No matter how well you run your business, you are never immune to a potential financial crisis, either within your own company or in the general economy. That’s why it makes sense to plan for the worst as you hope for the best. Here are some tips to help you navigate through a financial crisis:

  1. Know what to do if you suddenly need funding. A cash crunch can occur for many reasons, including a lull in sales, good sales but thin profits, poor cash management and forecasting, and suddenly higher costs. You should establish a relationship with a commercial lender, like IOU Financial, so that you can quickly arrange for a small business loan when you need it. There are many ways to boost your company’s credit, see here for a rundown of available avenues.
  2. Streamline your operations. Streamline by improving cash collections and extending payment distributions. You’ll find many vendors will accommodate you when you’re in a crisis, because it’s in their interests for you to remain a viable customer for their offerings.
  3. Check your margins. If sales are good but profits are low, then expenses are out of control. If you don’t have one, institute a purchasing policy and system to buy your supplies and inventory from the right vendors at the most competitive prices.
  4. Manage your budget. You do have a budget, don’t you? It should include a forecast of cash flows so that you can identify and prepare for upcoming shortages. By comparing estimates with actuals, you’ll know where you are spending too much and can take steps to fix the problem. A budget is really a collection of sub-budgets, covering areas such as sales, operations, and cash. Online apps are available to help you calculate and manage your cash flows – take advantage of these, especially if you don’t have a financial expert on retainer.
  5. Boost sales. If your sales volume is heading downward, perk it up with advertising, promotions, sales and specials. However, discounting hurts profit margins, so a better strategy is to find ways to upsell and cross-sell to your customers, offering them added value for a modest additional cost. One way to gain visibility is to participate in community events and charitable functions. Re-evaluate your offerings and get rid of unprofitable goods or services.
  6. Sell assets. Another quick way to raise cash is to factor your accounts receivable and auction your inventory. These solutions are not as good as obtaining a small business loan, because they can have long-lasting negative effects on your image and your customer relations. Nonetheless, it’s a tool that works and it’s there for you to use. If you have multiple locations, consider closing some of them.
  7. Hire a CPA. If you find yourself repeatedly running short of cash, perhaps you’re not managing your finances well. Hire a CPA to consult with you and prepare monthly statements so that you have a better idea of what problems your business is facing. It wouldn’t hurt to become more financially literate, if that’s a problem.
  8. If your company is small- to mid-sized and you don’t have a CFO, you can rent CFO services to strategically help by establishing financial discipline and performing analysis and planning with regard to your long-term financial needs.
  9. Consolidate and reduce your debt. If you owe money to many creditors inside and outside your business, get a consolidation small business loan so that you can manage your debt effectively and hopefully pay it off faster.
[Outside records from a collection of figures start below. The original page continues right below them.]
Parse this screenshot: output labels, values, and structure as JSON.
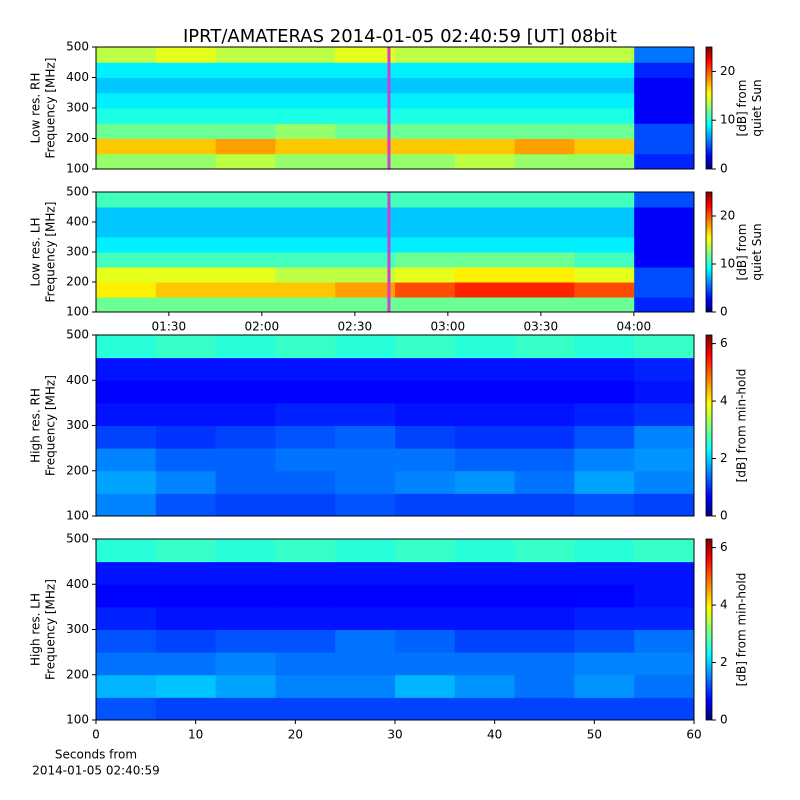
{
  "title": "IPRT/AMATERAS 2014-01-05 02:40:59 [UT]   08bit",
  "chart_data": [
    {
      "type": "heatmap",
      "ylabel": [
        "Low res. RH",
        "Frequency [MHz]"
      ],
      "colorbar_label": [
        "[dB] from",
        "quiet Sun"
      ],
      "xlim": [
        66.5,
        259.4
      ],
      "ylim": [
        100,
        500
      ],
      "yticks": [
        100,
        200,
        300,
        400,
        500
      ],
      "zlim": [
        0,
        25
      ],
      "zticks": [
        0,
        10,
        20
      ],
      "colormap": "jet",
      "cursor": 161,
      "cursor_color": "#d040d0",
      "z": [
        [
          13,
          13,
          14,
          13,
          13,
          13,
          14,
          13,
          13,
          4
        ],
        [
          17,
          17,
          18,
          17,
          17,
          17,
          17,
          18,
          17,
          5
        ],
        [
          12,
          12,
          12,
          13,
          12,
          12,
          12,
          12,
          12,
          5
        ],
        [
          10,
          10,
          10,
          10,
          10,
          10,
          10,
          10,
          10,
          3
        ],
        [
          9,
          9,
          9,
          9,
          9,
          9,
          9,
          9,
          9,
          3
        ],
        [
          8,
          8,
          8,
          8,
          8,
          8,
          8,
          8,
          8,
          3
        ],
        [
          9,
          9,
          9,
          9,
          9,
          9,
          9,
          9,
          9,
          4
        ],
        [
          14,
          15,
          14,
          14,
          15,
          14,
          14,
          14,
          14,
          6
        ]
      ]
    },
    {
      "type": "heatmap",
      "ylabel": [
        "Low res. LH",
        "Frequency [MHz]"
      ],
      "colorbar_label": [
        "[dB] from",
        "quiet Sun"
      ],
      "xlim": [
        66.5,
        259.4
      ],
      "ylim": [
        100,
        500
      ],
      "yticks": [
        100,
        200,
        300,
        400,
        500
      ],
      "xticks": [
        {
          "value": 90,
          "label": "01:30"
        },
        {
          "value": 120,
          "label": "02:00"
        },
        {
          "value": 150,
          "label": "02:30"
        },
        {
          "value": 180,
          "label": "03:00"
        },
        {
          "value": 210,
          "label": "03:30"
        },
        {
          "value": 240,
          "label": "04:00"
        }
      ],
      "zlim": [
        0,
        25
      ],
      "zticks": [
        0,
        10,
        20
      ],
      "colormap": "jet",
      "cursor": 161,
      "cursor_color": "#d040d0",
      "z": [
        [
          12,
          12,
          12,
          12,
          12,
          12,
          12,
          12,
          12,
          4
        ],
        [
          16,
          17,
          17,
          17,
          18,
          20,
          21,
          21,
          20,
          5
        ],
        [
          15,
          15,
          15,
          14,
          14,
          15,
          16,
          16,
          15,
          5
        ],
        [
          11,
          11,
          11,
          11,
          11,
          12,
          12,
          12,
          11,
          3
        ],
        [
          9,
          9,
          9,
          9,
          9,
          9,
          9,
          9,
          9,
          3
        ],
        [
          8,
          8,
          8,
          8,
          8,
          8,
          8,
          8,
          8,
          3
        ],
        [
          8,
          8,
          8,
          8,
          8,
          8,
          8,
          8,
          8,
          3
        ],
        [
          11,
          11,
          11,
          11,
          11,
          11,
          11,
          11,
          11,
          5
        ]
      ]
    },
    {
      "type": "heatmap",
      "ylabel": [
        "High res. RH",
        "Frequency [MHz]"
      ],
      "colorbar_label": [
        "[dB] from min-hold"
      ],
      "xlim": [
        0,
        60
      ],
      "ylim": [
        100,
        500
      ],
      "yticks": [
        100,
        200,
        300,
        400,
        500
      ],
      "zlim": [
        0,
        6.3
      ],
      "zticks": [
        0,
        2,
        4,
        6
      ],
      "colormap": "jet",
      "z": [
        [
          1.6,
          1.3,
          1.2,
          1.2,
          1.3,
          1.2,
          1.2,
          1.2,
          1.3,
          1.2
        ],
        [
          1.8,
          1.6,
          1.4,
          1.4,
          1.5,
          1.6,
          1.7,
          1.5,
          1.8,
          1.6
        ],
        [
          1.6,
          1.4,
          1.4,
          1.5,
          1.5,
          1.5,
          1.4,
          1.4,
          1.6,
          1.7
        ],
        [
          1.2,
          1.1,
          1.2,
          1.3,
          1.4,
          1.2,
          1.1,
          1.1,
          1.3,
          1.6
        ],
        [
          0.9,
          0.9,
          0.9,
          1.0,
          1.0,
          0.9,
          0.9,
          0.9,
          1.0,
          1.1
        ],
        [
          0.8,
          0.8,
          0.8,
          0.8,
          0.8,
          0.8,
          0.8,
          0.8,
          0.8,
          0.9
        ],
        [
          0.9,
          0.9,
          0.9,
          0.9,
          0.9,
          0.9,
          0.9,
          0.9,
          0.9,
          1.0
        ],
        [
          2.6,
          2.7,
          2.6,
          2.7,
          2.6,
          2.7,
          2.6,
          2.7,
          2.6,
          2.7
        ]
      ]
    },
    {
      "type": "heatmap",
      "ylabel": [
        "High res. LH",
        "Frequency [MHz]"
      ],
      "colorbar_label": [
        "[dB] from min-hold"
      ],
      "xlim": [
        0,
        60
      ],
      "ylim": [
        100,
        500
      ],
      "yticks": [
        100,
        200,
        300,
        400,
        500
      ],
      "xticks": [
        0,
        10,
        20,
        30,
        40,
        50,
        60
      ],
      "xlabel": [
        "Seconds from",
        "2014-01-05 02:40:59"
      ],
      "zlim": [
        0,
        6.3
      ],
      "zticks": [
        0,
        2,
        4,
        6
      ],
      "colormap": "jet",
      "z": [
        [
          1.3,
          1.2,
          1.2,
          1.2,
          1.2,
          1.2,
          1.2,
          1.2,
          1.2,
          1.2
        ],
        [
          1.9,
          2.0,
          1.8,
          1.6,
          1.6,
          1.9,
          1.7,
          1.5,
          1.7,
          1.5
        ],
        [
          1.5,
          1.5,
          1.6,
          1.5,
          1.5,
          1.5,
          1.5,
          1.5,
          1.6,
          1.6
        ],
        [
          1.3,
          1.2,
          1.3,
          1.3,
          1.5,
          1.4,
          1.2,
          1.2,
          1.3,
          1.5
        ],
        [
          1.0,
          0.9,
          0.9,
          0.9,
          0.9,
          0.9,
          0.9,
          0.9,
          1.0,
          1.0
        ],
        [
          0.8,
          0.8,
          0.8,
          0.8,
          0.8,
          0.8,
          0.8,
          0.8,
          0.8,
          0.9
        ],
        [
          0.9,
          0.9,
          0.9,
          0.9,
          0.9,
          0.9,
          0.9,
          0.9,
          0.9,
          0.9
        ],
        [
          2.6,
          2.7,
          2.6,
          2.7,
          2.6,
          2.7,
          2.6,
          2.7,
          2.6,
          2.7
        ]
      ]
    }
  ]
}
IOU Financial provides daily automatic repayment to take the pain and confusion out of managing your debt.
  10. Raise credit payments. If you have a lot of late-paying customers, raise your credit requirements and tighten up your credit terms. That means you need to communicate and enforce late payment penalties.

As you can see, the common denominator of all these problems is cash, or lack thereof. Your ability to borrow and raise cash may be all that keeps you afloat during a financial crisis, so be prepared and work out a plan for when bad things happen to good businesses.